Un livre de poèmes est parfois rempli de pierres compactes, entassées les unes contre les autres, en une sorte de ciment fermé sur lui-même. On voudrait entrer dans la maison, mais elle est déjà toute pleine de mots et laisse peu de place à l’hôte qui s’y présente. Lire devient alors comme une fumée cherchant à s’introduire dans les interstices d’un langage touffu, dense, quasi inaccessible.

Il en va tout autrement lorsqu’on se rend dans les poèmes de Sestrales. La porte de cette maison n’est pas verrouillée. Elle est ouverte. Le vent entre ici librement, les nuages aussi lentement s’introduisent par la fenêtre.

Rarement lisons-nous de tels ouvrages. Mine de rien, celui-ci étonne. Notre lecture se déroule tout lentement, doucement, comme sur une surface lisse, celle du ciel ou de la mer. Même au milieu de la forêt, on y respire comme si de rien n’était. On lit sans se rendre compte de notre propre étonnement, et pourtant. Ce qui nous paraît simple relève ici d’une grâce où n’entre aucune forme de naïveté; cette grâce où rien ne pèse est pourtant chargée de gravité.

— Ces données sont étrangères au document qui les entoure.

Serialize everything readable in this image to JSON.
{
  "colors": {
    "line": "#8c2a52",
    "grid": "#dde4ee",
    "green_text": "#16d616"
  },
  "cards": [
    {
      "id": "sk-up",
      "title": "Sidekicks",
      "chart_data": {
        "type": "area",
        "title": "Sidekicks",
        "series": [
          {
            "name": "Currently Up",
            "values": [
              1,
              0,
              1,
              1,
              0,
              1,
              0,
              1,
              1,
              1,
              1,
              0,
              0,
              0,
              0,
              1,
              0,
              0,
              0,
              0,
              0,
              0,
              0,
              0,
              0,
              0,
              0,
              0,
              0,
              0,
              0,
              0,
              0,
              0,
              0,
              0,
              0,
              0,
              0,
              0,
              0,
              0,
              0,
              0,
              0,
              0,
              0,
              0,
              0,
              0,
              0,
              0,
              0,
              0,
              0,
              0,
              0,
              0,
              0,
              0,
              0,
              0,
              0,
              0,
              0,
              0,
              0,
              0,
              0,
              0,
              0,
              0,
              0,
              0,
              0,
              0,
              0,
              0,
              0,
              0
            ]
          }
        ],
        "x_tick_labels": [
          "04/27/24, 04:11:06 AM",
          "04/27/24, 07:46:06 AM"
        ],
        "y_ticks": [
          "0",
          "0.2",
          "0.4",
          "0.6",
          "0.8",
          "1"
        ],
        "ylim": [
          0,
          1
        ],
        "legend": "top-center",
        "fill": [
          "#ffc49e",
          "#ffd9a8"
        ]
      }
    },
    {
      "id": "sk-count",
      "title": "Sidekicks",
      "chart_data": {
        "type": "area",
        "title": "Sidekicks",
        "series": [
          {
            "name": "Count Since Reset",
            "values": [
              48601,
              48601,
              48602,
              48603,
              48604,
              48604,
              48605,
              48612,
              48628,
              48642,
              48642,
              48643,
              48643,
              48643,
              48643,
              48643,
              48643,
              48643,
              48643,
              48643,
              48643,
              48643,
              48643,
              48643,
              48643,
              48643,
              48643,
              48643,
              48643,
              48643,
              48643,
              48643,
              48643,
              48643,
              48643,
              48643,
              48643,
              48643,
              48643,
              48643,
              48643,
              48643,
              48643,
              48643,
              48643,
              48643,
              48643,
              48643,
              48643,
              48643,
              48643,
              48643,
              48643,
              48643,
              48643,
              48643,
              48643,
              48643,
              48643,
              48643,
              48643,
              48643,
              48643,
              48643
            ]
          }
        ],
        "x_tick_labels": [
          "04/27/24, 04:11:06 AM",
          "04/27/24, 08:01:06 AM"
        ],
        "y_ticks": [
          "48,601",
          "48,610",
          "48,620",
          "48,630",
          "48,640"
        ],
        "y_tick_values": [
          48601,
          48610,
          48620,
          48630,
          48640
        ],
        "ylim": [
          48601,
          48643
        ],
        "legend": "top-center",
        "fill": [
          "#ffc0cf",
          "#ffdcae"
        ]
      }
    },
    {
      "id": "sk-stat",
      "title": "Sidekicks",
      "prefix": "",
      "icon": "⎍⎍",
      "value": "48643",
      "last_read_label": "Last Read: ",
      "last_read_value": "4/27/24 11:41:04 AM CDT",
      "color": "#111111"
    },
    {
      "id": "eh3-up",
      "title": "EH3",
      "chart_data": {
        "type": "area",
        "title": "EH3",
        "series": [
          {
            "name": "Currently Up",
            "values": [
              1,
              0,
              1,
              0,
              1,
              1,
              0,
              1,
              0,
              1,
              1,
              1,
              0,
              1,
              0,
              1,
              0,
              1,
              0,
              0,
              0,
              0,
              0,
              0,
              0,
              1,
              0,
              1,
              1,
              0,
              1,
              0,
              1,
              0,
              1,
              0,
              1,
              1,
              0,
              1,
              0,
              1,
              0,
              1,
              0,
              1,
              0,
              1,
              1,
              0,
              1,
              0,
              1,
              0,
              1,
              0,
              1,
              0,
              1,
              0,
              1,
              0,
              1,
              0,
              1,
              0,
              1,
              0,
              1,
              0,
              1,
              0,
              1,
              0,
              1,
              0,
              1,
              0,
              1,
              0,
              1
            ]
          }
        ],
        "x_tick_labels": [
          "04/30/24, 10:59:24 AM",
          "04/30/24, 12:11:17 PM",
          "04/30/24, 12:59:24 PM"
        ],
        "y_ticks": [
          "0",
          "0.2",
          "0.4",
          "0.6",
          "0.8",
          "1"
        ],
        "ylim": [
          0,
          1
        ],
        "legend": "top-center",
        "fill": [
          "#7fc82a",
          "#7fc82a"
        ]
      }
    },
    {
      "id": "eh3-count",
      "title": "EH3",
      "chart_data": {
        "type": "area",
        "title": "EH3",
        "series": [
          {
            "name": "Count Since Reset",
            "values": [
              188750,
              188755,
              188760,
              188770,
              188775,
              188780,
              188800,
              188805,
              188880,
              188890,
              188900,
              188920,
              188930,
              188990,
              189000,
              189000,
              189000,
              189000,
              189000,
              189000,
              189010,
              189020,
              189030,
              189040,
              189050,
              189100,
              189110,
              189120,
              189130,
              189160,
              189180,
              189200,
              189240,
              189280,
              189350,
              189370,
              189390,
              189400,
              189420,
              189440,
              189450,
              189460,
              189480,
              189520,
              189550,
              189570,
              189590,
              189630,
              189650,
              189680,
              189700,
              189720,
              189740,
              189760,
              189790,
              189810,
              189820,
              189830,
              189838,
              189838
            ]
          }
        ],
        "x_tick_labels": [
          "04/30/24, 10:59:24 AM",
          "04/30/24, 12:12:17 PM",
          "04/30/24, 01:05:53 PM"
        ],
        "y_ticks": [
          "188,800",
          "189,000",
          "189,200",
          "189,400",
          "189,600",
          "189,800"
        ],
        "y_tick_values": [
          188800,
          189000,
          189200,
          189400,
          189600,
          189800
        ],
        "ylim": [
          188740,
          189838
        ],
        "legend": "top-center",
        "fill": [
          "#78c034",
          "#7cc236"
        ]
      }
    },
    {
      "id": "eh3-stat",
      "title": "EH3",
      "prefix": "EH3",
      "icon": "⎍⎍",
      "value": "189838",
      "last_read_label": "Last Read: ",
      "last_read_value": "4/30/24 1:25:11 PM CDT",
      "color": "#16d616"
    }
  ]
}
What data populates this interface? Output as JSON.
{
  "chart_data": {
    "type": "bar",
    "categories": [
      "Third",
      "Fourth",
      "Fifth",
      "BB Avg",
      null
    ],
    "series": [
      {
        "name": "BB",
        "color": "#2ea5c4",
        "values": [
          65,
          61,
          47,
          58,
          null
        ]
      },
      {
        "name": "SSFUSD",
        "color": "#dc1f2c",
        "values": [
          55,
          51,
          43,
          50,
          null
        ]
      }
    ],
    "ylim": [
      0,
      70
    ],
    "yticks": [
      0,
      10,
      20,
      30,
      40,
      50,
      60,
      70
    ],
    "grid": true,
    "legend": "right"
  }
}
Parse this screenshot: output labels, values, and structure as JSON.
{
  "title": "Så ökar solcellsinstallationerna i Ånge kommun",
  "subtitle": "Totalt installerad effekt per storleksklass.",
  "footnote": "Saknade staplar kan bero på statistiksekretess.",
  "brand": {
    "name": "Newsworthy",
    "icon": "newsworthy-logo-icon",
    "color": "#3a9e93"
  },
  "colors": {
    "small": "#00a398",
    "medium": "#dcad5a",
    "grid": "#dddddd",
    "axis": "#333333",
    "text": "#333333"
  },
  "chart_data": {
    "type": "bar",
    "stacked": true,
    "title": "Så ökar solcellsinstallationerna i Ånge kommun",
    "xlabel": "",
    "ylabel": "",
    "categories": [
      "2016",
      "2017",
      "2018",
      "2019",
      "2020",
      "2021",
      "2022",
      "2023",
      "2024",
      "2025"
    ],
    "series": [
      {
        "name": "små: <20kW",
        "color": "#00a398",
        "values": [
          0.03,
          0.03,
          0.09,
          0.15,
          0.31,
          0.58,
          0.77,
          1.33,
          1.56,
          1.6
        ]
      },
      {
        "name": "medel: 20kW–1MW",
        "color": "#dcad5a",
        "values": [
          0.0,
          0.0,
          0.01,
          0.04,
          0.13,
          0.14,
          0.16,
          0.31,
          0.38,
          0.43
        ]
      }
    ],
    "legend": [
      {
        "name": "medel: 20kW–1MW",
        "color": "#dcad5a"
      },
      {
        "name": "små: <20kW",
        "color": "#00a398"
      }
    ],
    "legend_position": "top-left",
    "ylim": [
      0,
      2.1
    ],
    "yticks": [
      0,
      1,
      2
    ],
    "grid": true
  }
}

Si j’ai ouvert cette petite étude en évoquant le cinéma d’animation tel qu’il a fait la gloire de l’ONF, c’est en raison du type de récit que nous livre Sestrales. C’est surtout parce que le traitement tout particulier de cette narration fait place à l’imagination, grâce à une fantaisie qui n’a rien de gratuit, laquelle consiste en un art savant, tout à fait contrôlé, permettant à l’écrivaine de dire beaucoup sans cependant se répandre. C’est là, j’en conviens, je l’ai mentionné, une analogie.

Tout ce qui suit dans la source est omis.